Son nouveau livre « Les Contrebandiers de l’Histoire » dans sa version révisée, publiée par la maison d’édition, d’impression et de traduction Dar El Hikma, Rachid Boudjedra a dit que la réédition de cet ouvrage, paru il y a 7 ans, visait à mettre en lumière les vérités et alerter le peuple algérien sur l’entreprise méthodique de falsification de son histoire glorieuse menée par certains écrivains, qui ont dénaturé l’histoire de la nation, afin de s’enrichir, de gagner en notoriété et de s’attirer les faveurs de l’ancien colonisateur.
Le romancier a qualifié ces écrivains, à l’instar de Boualem Sansal et Kamel Daoud, d’idéologues et d’opportunistes souffrant du complexe du colonisateur, ainsi que l’a défini l’écrivain Frantz Fanon, car ils perçoivent le colonisateur comme leur maître ». Pour lui, ces auteurs présentent des « troubles psychologiques, un état d’aliénation et une rupture totale avec la pensée et l’esprit algériens ainsi qu’avec l’Algérie en tant que pays.

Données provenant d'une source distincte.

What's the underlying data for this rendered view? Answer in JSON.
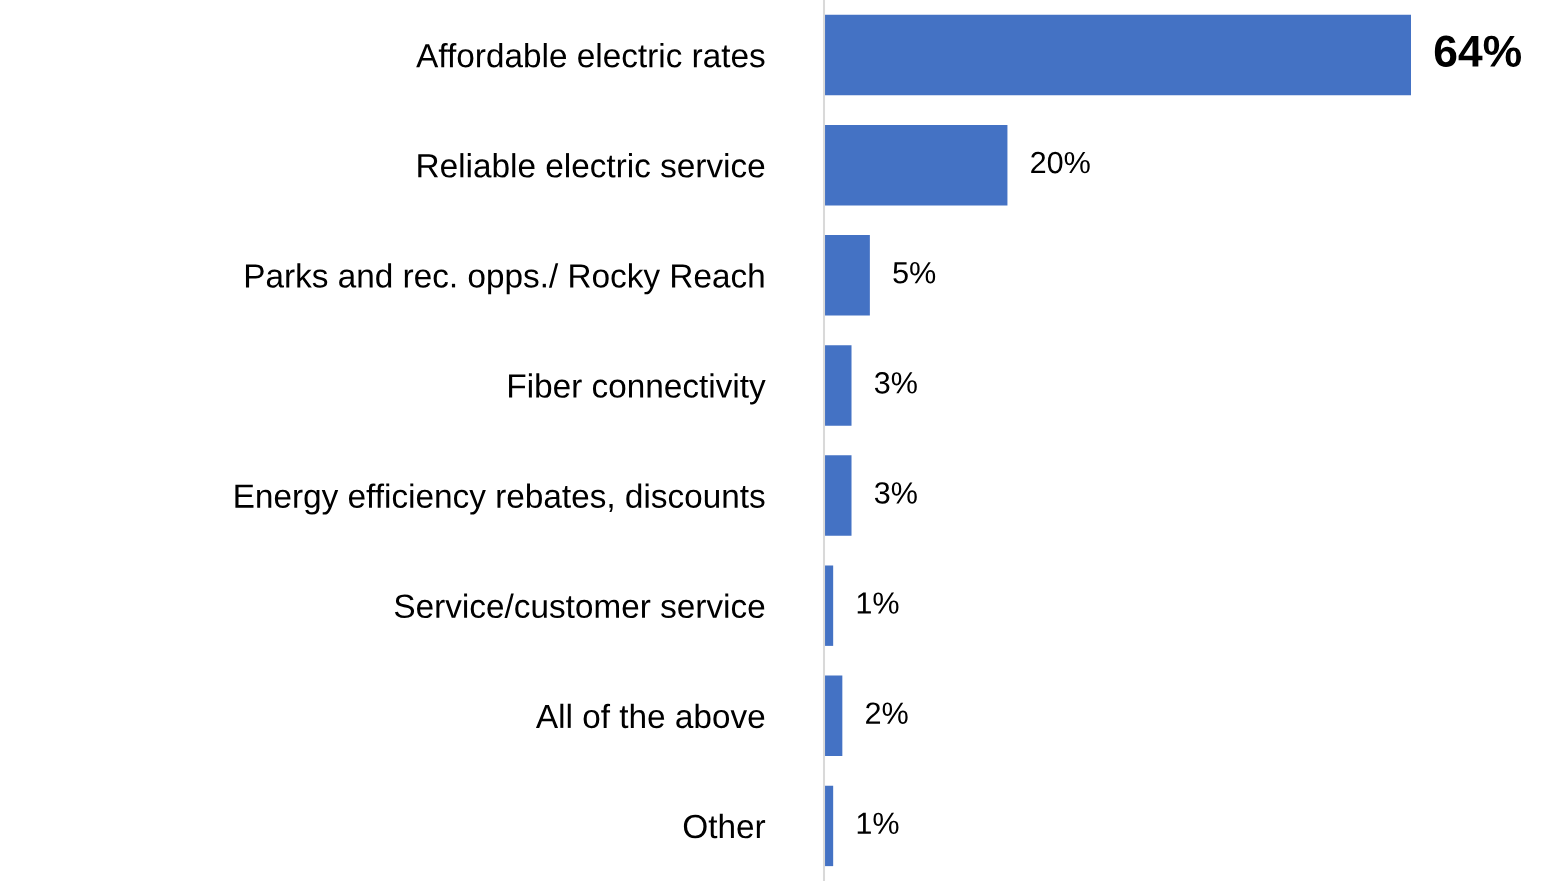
{
  "chart_data": {
    "type": "bar",
    "orientation": "horizontal",
    "categories": [
      "Affordable electric rates",
      "Reliable electric service",
      "Parks and rec. opps./ Rocky Reach",
      "Fiber connectivity",
      "Energy efficiency rebates, discounts",
      "Service/customer service",
      "All of the above",
      "Other"
    ],
    "values": [
      64,
      20,
      5,
      3,
      3,
      1,
      2,
      1
    ],
    "value_labels": [
      "64%",
      "20%",
      "5%",
      "3%",
      "3%",
      "1%",
      "2%",
      "1%"
    ],
    "color": "#4472c4",
    "grid": false,
    "legend": false
  }
}
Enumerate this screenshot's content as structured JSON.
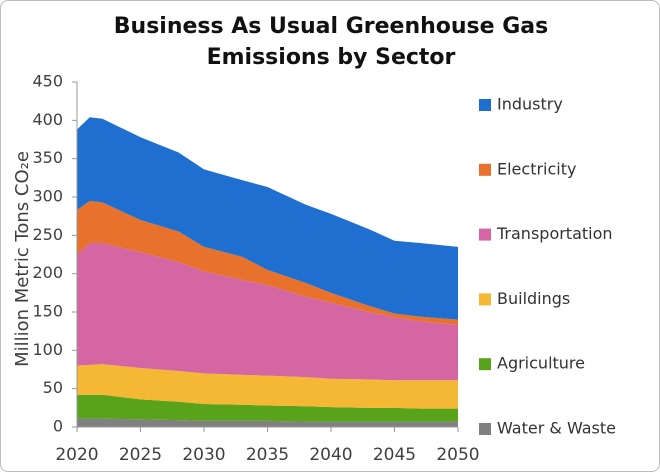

A propos de Kamel Daoud, le romancier Boudjedra l’a décrit comme un écrivain ordinaire qui, dans ses chroniques journalistiques, insultait les Algériens, glorifiait le colonialisme et allait jusqu’à dénigrer la Révolution algérienne ». Boualem Sansal, pour sa part, a été qualifié par le romancier de bouffon et de malade mental, avançant des allégations infondées et véhiculant une thèse dangereuse, du fait notamment de « ses liens étroits avec l’extrême droite française ».

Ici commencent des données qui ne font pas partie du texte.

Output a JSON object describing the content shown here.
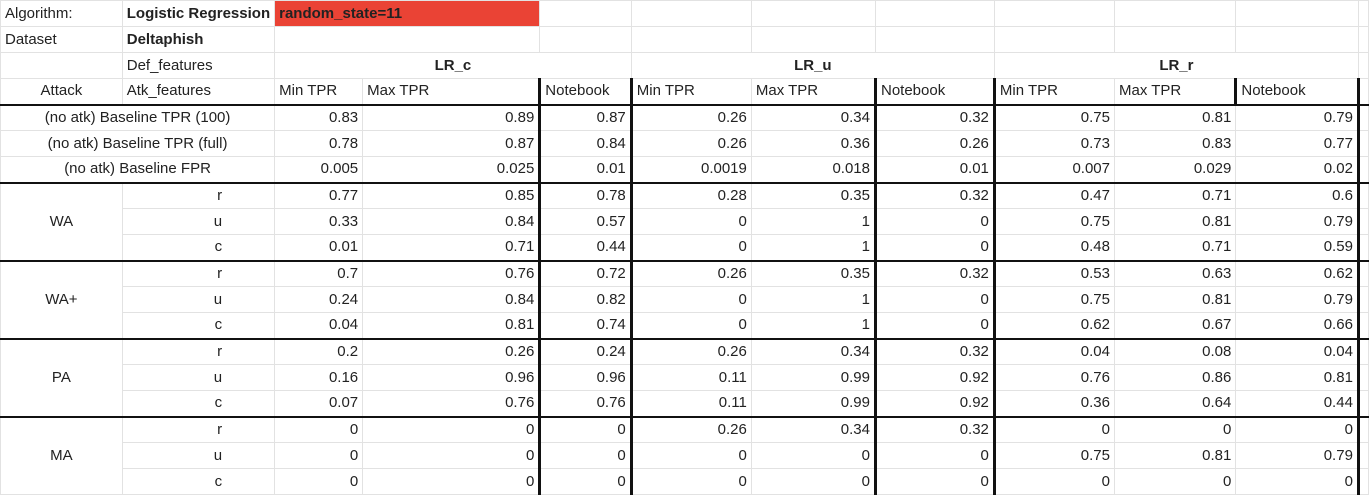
{
  "meta": {
    "algorithm_label": "Algorithm:",
    "algorithm_value": "Logistic Regression",
    "random_state": "random_state=11",
    "dataset_label": "Dataset",
    "dataset_value": "Deltaphish",
    "def_features_label": "Def_features",
    "group_labels": [
      "LR_c",
      "LR_u",
      "LR_r"
    ],
    "attack_label": "Attack",
    "atk_features_label": "Atk_features",
    "col_labels": [
      "Min TPR",
      "Max TPR",
      "Notebook"
    ]
  },
  "baseline_rows": [
    {
      "label": "(no atk) Baseline TPR (100)",
      "values": [
        "0.83",
        "0.89",
        "0.87",
        "0.26",
        "0.34",
        "0.32",
        "0.75",
        "0.81",
        "0.79"
      ]
    },
    {
      "label": "(no atk) Baseline TPR (full)",
      "values": [
        "0.78",
        "0.87",
        "0.84",
        "0.26",
        "0.36",
        "0.26",
        "0.73",
        "0.83",
        "0.77"
      ]
    },
    {
      "label": "(no atk) Baseline FPR",
      "values": [
        "0.005",
        "0.025",
        "0.01",
        "0.0019",
        "0.018",
        "0.01",
        "0.007",
        "0.029",
        "0.02"
      ]
    }
  ],
  "attacks": [
    {
      "name": "WA",
      "rows": [
        {
          "feat": "r",
          "values": [
            "0.77",
            "0.85",
            "0.78",
            "0.28",
            "0.35",
            "0.32",
            "0.47",
            "0.71",
            "0.6"
          ]
        },
        {
          "feat": "u",
          "values": [
            "0.33",
            "0.84",
            "0.57",
            "0",
            "1",
            "0",
            "0.75",
            "0.81",
            "0.79"
          ]
        },
        {
          "feat": "c",
          "values": [
            "0.01",
            "0.71",
            "0.44",
            "0",
            "1",
            "0",
            "0.48",
            "0.71",
            "0.59"
          ]
        }
      ]
    },
    {
      "name": "WA+",
      "rows": [
        {
          "feat": "r",
          "values": [
            "0.7",
            "0.76",
            "0.72",
            "0.26",
            "0.35",
            "0.32",
            "0.53",
            "0.63",
            "0.62"
          ]
        },
        {
          "feat": "u",
          "values": [
            "0.24",
            "0.84",
            "0.82",
            "0",
            "1",
            "0",
            "0.75",
            "0.81",
            "0.79"
          ]
        },
        {
          "feat": "c",
          "values": [
            "0.04",
            "0.81",
            "0.74",
            "0",
            "1",
            "0",
            "0.62",
            "0.67",
            "0.66"
          ]
        }
      ]
    },
    {
      "name": "PA",
      "rows": [
        {
          "feat": "r",
          "values": [
            "0.2",
            "0.26",
            "0.24",
            "0.26",
            "0.34",
            "0.32",
            "0.04",
            "0.08",
            "0.04"
          ]
        },
        {
          "feat": "u",
          "values": [
            "0.16",
            "0.96",
            "0.96",
            "0.11",
            "0.99",
            "0.92",
            "0.76",
            "0.86",
            "0.81"
          ]
        },
        {
          "feat": "c",
          "values": [
            "0.07",
            "0.76",
            "0.76",
            "0.11",
            "0.99",
            "0.92",
            "0.36",
            "0.64",
            "0.44"
          ]
        }
      ]
    },
    {
      "name": "MA",
      "rows": [
        {
          "feat": "r",
          "values": [
            "0",
            "0",
            "0",
            "0.26",
            "0.34",
            "0.32",
            "0",
            "0",
            "0"
          ]
        },
        {
          "feat": "u",
          "values": [
            "0",
            "0",
            "0",
            "0",
            "0",
            "0",
            "0.75",
            "0.81",
            "0.79"
          ]
        },
        {
          "feat": "c",
          "values": [
            "0",
            "0",
            "0",
            "0",
            "0",
            "0",
            "0",
            "0",
            "0"
          ]
        }
      ]
    }
  ]
}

Boudjedra a souligné que le sort de « ces écrivains stipendiés » sera « l’oubli ». « Ils ne sont qu’un phénomène conjoncturel voué à disparaître, et dans quelques années, la société française, elle-même, les aura relégués aux marges de l’histoire », a-t-il dit. Après avoir affirmé que « les laudateurs du colonialisme bénéficient du soutien et de l’appui de lobbies sionistes en Europe », l’écrivain a relevé que le colonialisme ne change pas et que le colonisateur tente de maintenir des relations rétrogrades avec certains milieux des anciennes colonies.
Rachid Boudjedra a appelé les intellectuels algériens à se ranger du côté de leur pays et à livrer à ces écrivains une guerre de plume et une offensive culturelle pour réfuter toutes leurs allégations. Rachid Boudjedra a également mis en avant l’importance de revoir la manière dont les questions liées à l’histoire et à la Mémoire nationale sont abordées dans les écoles et les universités algériennes, afin de faire face à toute tentative de falsification de l’histoire.